Parametric design for soil gas flux system: a low-cost solution for continuous monitoring

Abstract. Monitoring soil gas fluxes is essential for understanding greenhouse gas dynamics within the critical zone. One commonly used method involves chamber-based methods which enables the quantification of soil gas fluxes on a specific point at the soil-atmosphere interface. However, point measurements often limit the representativeness of the field-scale processes due to the large spatio-temporal variability of climatic, hydrological, pedological, or ecological factors controlling its dynamics. Additionally, commercial chambers often prohibits deployment over sufficient representative area due to expensive operational and purchase costs.

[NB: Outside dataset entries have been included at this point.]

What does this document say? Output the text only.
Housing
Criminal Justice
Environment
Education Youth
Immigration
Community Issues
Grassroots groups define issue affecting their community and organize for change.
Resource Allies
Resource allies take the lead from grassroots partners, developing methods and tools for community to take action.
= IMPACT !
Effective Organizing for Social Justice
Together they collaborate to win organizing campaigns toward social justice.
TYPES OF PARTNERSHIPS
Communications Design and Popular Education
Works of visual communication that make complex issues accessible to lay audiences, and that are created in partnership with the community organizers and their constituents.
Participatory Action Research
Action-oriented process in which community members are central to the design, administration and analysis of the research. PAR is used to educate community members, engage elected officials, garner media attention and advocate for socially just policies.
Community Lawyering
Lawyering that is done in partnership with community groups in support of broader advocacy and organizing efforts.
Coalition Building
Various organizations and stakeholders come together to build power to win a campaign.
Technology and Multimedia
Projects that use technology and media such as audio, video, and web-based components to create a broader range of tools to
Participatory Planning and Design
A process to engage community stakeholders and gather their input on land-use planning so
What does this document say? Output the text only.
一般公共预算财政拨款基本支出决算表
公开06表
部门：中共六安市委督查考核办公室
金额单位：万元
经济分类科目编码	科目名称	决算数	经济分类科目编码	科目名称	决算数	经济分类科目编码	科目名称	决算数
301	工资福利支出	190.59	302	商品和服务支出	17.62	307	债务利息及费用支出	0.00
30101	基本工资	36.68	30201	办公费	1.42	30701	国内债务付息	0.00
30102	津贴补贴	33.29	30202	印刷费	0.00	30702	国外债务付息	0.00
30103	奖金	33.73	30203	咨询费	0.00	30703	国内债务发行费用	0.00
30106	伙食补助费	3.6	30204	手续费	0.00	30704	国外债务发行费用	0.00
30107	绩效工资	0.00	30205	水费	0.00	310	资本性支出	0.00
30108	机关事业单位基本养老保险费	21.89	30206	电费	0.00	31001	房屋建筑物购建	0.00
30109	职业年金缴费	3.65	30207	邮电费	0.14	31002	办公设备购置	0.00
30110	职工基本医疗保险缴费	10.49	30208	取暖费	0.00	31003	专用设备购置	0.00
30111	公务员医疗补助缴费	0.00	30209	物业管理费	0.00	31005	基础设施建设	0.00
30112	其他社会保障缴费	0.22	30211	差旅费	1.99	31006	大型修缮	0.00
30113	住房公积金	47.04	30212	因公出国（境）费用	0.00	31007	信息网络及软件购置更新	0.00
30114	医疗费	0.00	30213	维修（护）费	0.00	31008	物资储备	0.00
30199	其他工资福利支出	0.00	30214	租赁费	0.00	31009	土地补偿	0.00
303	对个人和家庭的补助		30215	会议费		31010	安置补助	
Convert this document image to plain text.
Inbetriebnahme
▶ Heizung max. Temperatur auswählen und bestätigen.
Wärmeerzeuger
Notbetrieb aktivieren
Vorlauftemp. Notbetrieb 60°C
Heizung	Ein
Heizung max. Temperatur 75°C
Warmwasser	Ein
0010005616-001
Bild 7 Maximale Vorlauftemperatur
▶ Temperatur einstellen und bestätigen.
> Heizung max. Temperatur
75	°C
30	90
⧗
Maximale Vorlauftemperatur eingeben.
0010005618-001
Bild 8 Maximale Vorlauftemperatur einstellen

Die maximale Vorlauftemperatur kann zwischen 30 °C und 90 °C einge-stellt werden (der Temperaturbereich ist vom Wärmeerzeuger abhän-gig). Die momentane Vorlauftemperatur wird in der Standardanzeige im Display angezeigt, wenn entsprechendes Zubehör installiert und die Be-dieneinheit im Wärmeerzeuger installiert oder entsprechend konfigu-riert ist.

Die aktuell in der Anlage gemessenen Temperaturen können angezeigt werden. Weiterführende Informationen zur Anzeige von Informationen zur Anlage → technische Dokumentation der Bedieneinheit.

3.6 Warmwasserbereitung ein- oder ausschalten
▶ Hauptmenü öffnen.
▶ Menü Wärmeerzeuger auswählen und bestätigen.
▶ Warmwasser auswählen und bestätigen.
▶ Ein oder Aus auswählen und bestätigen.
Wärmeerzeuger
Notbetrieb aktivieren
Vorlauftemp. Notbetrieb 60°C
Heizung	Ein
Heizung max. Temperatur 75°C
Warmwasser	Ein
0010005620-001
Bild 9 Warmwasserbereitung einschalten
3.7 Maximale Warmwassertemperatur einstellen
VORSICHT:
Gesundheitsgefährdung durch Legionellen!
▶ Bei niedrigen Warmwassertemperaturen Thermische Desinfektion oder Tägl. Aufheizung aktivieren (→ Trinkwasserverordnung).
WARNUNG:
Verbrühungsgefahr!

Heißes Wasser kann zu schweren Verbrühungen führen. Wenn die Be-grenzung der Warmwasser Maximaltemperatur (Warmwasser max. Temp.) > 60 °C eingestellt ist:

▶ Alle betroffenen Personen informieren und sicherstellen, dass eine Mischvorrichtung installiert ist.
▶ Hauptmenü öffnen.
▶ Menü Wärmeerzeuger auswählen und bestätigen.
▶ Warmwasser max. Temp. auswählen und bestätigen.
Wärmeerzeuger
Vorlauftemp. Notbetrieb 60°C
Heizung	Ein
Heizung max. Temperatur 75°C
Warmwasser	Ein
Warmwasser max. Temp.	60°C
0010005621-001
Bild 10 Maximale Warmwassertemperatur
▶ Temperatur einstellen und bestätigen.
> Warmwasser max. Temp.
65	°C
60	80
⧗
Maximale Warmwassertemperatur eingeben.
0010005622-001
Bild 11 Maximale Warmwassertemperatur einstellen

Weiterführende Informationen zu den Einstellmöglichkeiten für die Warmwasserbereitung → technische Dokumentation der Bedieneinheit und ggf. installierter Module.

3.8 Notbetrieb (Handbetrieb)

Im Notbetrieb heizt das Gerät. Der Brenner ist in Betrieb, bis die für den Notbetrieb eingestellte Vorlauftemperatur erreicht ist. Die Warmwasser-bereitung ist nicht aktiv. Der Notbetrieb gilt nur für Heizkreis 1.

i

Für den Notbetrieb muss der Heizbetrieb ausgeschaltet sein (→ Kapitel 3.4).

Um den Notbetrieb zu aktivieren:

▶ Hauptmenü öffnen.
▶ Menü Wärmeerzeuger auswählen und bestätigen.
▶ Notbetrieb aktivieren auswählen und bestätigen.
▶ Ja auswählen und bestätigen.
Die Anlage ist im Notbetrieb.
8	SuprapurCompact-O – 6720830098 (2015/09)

Although low-cost and open-source designs have recently emerged in the literature, solutions enabling adaptability to field-site characteristics and design validation are still lacking. To address these challenges, we propose here a low-cost, parametric soil gas flux system that can be adapted to logistical and field constraints while allowing high-frequency measurement resolution. Alongside the open-design hardware, we also developed software to facilitate automatic data acquisition and processing. We conducted laboratory investigations to evaluate both the sensor and chamber-design integration. Thus, we can address the data assurance from low-cost systems even with different parametric configurations. Finally, our approach demonstrate low-cost solutions enable the democratization of these systems by having a framework that can be adaptable for different study sites.